One might almost read Luther in this work as saying it is our self-effacement before God that makes Him grant us grace. He writes that “through humility grace is acquired,” (that is, through our self-humility in recognizing our utter sinfulness.) And again: “Humility and fear of God are our entire merit.” These words echo in part the “self-hatred” Luther counselled in The 95 Theses as the right mode of repentance. Taken to an extreme, we might read the early Luther as saying we must hate ourselves as much as God hates sin—which is to say completely—and that we must agree that we are entirely unlovable before He will, paradoxically, make us the object of His love. Luther’s emphasis on terror (of ourselves and our sin) in this work finds no corresponding emphasis on the comfort found in the Gospel.

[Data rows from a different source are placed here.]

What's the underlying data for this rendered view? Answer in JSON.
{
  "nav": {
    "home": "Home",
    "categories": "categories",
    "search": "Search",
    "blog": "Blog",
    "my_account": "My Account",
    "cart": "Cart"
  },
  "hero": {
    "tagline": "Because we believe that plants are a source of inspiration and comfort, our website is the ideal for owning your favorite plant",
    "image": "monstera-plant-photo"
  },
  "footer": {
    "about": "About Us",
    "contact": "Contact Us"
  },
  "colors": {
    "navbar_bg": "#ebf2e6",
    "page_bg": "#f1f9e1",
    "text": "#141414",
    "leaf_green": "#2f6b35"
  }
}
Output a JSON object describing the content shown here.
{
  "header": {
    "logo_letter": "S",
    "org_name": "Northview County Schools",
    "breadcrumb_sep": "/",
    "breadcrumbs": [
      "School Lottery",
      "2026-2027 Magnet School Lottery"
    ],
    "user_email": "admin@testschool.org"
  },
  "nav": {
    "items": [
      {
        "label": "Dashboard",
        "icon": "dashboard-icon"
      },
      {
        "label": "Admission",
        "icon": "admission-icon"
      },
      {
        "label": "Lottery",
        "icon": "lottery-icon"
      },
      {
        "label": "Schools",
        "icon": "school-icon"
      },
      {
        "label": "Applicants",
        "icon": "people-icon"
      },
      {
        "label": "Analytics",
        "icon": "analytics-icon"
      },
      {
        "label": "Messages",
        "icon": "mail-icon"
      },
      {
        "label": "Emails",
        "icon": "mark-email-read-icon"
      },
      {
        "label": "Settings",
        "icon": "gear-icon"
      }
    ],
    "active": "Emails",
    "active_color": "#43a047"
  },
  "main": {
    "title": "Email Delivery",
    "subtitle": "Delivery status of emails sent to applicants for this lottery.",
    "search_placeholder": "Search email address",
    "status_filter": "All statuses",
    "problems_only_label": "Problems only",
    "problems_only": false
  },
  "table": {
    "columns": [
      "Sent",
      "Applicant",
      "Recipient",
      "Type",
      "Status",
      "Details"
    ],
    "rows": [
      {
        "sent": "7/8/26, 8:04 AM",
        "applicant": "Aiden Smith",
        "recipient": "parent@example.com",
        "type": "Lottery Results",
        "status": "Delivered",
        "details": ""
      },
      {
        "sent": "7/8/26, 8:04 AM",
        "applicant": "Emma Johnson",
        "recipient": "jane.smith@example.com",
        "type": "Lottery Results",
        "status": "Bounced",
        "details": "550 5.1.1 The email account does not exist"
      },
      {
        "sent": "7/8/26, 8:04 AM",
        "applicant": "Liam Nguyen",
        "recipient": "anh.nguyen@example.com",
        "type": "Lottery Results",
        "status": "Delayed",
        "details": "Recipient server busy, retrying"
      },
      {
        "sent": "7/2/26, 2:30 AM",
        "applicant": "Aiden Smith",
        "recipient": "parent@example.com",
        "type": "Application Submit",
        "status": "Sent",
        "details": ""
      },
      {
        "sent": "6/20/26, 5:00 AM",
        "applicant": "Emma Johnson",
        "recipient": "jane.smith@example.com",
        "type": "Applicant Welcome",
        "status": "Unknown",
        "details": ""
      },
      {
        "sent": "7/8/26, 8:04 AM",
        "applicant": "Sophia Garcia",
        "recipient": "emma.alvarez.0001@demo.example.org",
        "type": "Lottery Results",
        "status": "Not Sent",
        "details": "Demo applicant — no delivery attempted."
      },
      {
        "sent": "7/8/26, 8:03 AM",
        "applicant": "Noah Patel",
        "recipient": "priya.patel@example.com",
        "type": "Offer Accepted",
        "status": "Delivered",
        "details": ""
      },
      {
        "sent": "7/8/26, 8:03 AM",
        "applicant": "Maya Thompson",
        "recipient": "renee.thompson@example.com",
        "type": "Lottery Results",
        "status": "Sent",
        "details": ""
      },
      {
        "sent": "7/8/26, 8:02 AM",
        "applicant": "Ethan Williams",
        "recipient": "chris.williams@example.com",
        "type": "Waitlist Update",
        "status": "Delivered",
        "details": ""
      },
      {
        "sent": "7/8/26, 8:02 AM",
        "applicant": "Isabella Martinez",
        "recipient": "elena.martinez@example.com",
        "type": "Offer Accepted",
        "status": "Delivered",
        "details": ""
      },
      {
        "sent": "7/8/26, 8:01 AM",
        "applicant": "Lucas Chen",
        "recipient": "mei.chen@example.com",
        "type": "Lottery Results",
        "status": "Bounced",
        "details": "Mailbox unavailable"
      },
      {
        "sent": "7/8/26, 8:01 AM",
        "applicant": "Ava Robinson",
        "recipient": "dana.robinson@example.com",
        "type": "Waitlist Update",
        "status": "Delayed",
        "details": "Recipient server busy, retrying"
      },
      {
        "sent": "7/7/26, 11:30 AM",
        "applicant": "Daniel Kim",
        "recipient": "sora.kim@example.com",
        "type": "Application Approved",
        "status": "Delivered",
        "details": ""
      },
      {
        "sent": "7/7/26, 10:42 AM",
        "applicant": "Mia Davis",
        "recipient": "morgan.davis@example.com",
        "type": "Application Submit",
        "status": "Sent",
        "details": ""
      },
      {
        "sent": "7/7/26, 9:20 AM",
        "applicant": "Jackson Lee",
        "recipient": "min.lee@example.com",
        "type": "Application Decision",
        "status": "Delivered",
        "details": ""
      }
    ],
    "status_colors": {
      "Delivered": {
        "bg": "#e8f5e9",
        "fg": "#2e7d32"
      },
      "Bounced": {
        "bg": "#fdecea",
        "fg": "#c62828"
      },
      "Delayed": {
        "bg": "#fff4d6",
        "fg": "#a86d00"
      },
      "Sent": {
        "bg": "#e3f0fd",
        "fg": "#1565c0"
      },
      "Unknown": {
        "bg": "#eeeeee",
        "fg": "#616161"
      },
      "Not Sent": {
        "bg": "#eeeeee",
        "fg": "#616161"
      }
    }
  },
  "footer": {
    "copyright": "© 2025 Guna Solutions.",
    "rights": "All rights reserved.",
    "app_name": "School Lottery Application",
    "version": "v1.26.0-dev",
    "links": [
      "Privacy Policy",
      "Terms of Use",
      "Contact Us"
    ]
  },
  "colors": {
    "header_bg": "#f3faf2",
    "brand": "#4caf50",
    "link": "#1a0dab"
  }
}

Consequently, one might say that while Luther identifies the disease of sin and the need for a cure, the good doctor does not quite describe the cure in its fullness. In some ways, this is to be expected: Luther himself dated his breakthrough understanding of the Gospel to early 1519—months after the debate at Heidelberg. But what The Heidelberg Disputation reveals is Luther’s growing understanding that problems in the church were not merely a matter of indulgences. He now understood the whole system of works righteousness was unsupported by Scripture. Good works could not save. Salvation must come from outside the sinner. It must come from Christ.
Luther continues his thinking on this subject in 1519, where he states that “the cross alone is our theology.” For while the crucifixion might seem inglorious, the theologian of the cross knows it to be the foundation of faith. St. Paul said it clearly so many years earlier: “The message of the cross is foolishness to those who are perishing, but to us who are being saved it is the power of God” (1 Corinthians 1:18).